Una task force per costruire in sicurezza
Il nuovo approccio è improntato alla rigidità operativa e alla prevenzione sistemica. Tra le misure annunciate: una task force anticriminalità permanente; utilizzo delle white list per le imprese affidatarie; premi di premialità per chi rispetta o anticipa i cronoprogrammi; possibile impiego di ingegneri del genio militare per supportare i Rup nei cantieri più critici.
Ma il perno della strategia è il lavoro della Struttura del Viminale, già impegnata nei Giochi Olimpici Milano-Cortina 2026 e nella ricostruzione post-sisma, adesso chiamata a difendere i cantieri calabresi dall’ombra lunga della ‘ndrangheta.
Come funzioneranno i controlli
La procedura prevede due fasi di controllo antimafia. La prima è una verifica preliminare rapida (informativa liberatoria “speditiva”) per iscrivere l’impresa in Anagrafe nazionale, grazie alla collaborazione della DIA. La seconda è più profonda: i prefetti effettuano verifiche approfondite per scovare tentativi di infiltrazione mafiosa. Se emergono criticità, può scattare: interdittiva antimafia; prescrizione di misure correttive (art. 94-bis Codice Antimafia); cancellazione dell’impresa dall’Anagrafe.
La Struttura può anche disporre controlli a campione o mirati, sulla base di segnalazioni, analisi della DIA o del Gruppo interforze centrale del Dipartimento della Pubblica Sicurezza. Inoltre, coordinerà direttamente accessi ispettivi nei cantieri per verificare la regolarità dei lavori.
La sfida vera
Questa operazione di vigilanza rafforzata è un banco di prova per la Regione Calabria e per lo Stato. Da un lato c’è la necessità di realizzare strutture moderne, capaci di contenere la migrazione sanitaria e offrire cure dignitose. Dall’altro, l’urgenza di difendere i soldi pubblici dagli appetiti criminali, in un territorio dove la ‘ndrangheta è da sempre interessata a intercettare appalti milionari.
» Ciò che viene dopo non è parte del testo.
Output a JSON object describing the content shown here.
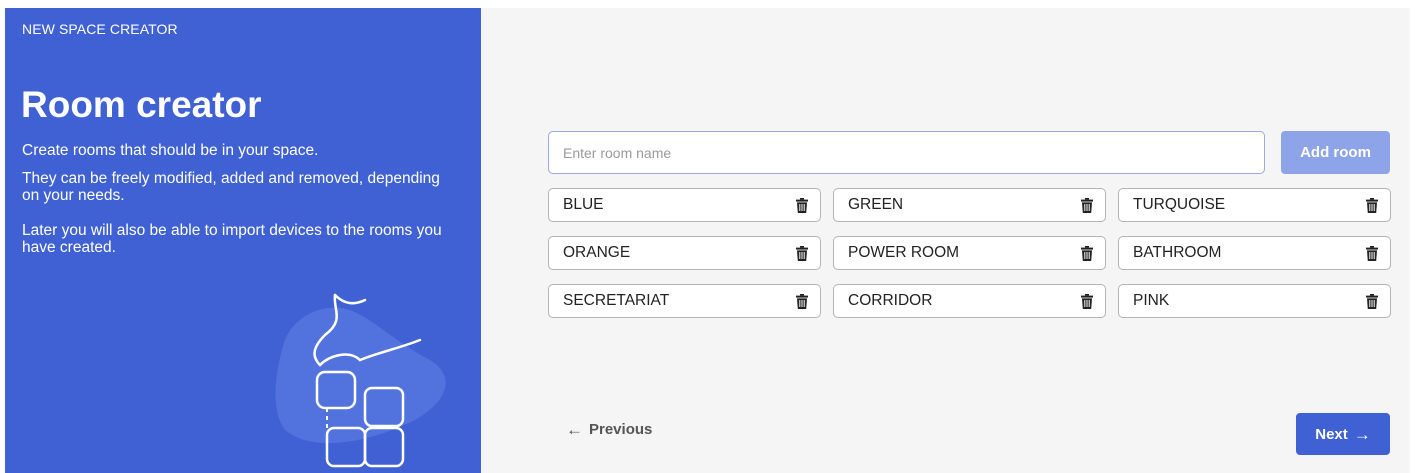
{
  "app": {
    "title": "NEW SPACE CREATOR"
  },
  "intro": {
    "heading": "Room creator",
    "line1": "Create rooms that should be in your space.",
    "line2": "They can be freely modified, added and removed, depending on your needs.",
    "line3": "Later you will also be able to import devices to the rooms you have created."
  },
  "form": {
    "placeholder": "Enter room name",
    "value": "",
    "add_label": "Add room"
  },
  "rooms": [
    {
      "name": "BLUE",
      "icon": "trash-icon"
    },
    {
      "name": "GREEN",
      "icon": "trash-icon"
    },
    {
      "name": "TURQUOISE",
      "icon": "trash-icon"
    },
    {
      "name": "ORANGE",
      "icon": "trash-icon"
    },
    {
      "name": "POWER ROOM",
      "icon": "trash-icon"
    },
    {
      "name": "BATHROOM",
      "icon": "trash-icon"
    },
    {
      "name": "SECRETARIAT",
      "icon": "trash-icon"
    },
    {
      "name": "CORRIDOR",
      "icon": "trash-icon"
    },
    {
      "name": "PINK",
      "icon": "trash-icon"
    }
  ],
  "nav": {
    "previous_label": "Previous",
    "previous_icon": "arrow-left-icon",
    "next_label": "Next",
    "next_icon": "arrow-right-icon"
  },
  "colors": {
    "primary": "#3f61d4",
    "primary_disabled": "#8ea4e8",
    "background": "#f5f5f5"
  }
}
Il modello calabrese appare solido sulla carta. Ma resta una domanda cruciale: quando apriranno davvero gli ospedali? Sulla carta, si parla di celerità, di cronoprogrammi da rispettare, e di premi alle imprese virtuose. Ma nella realtà, le ruspe non bastano più: servono tempi certi, personale, strumentazione, organizzazione. E soprattutto, serve fiducia.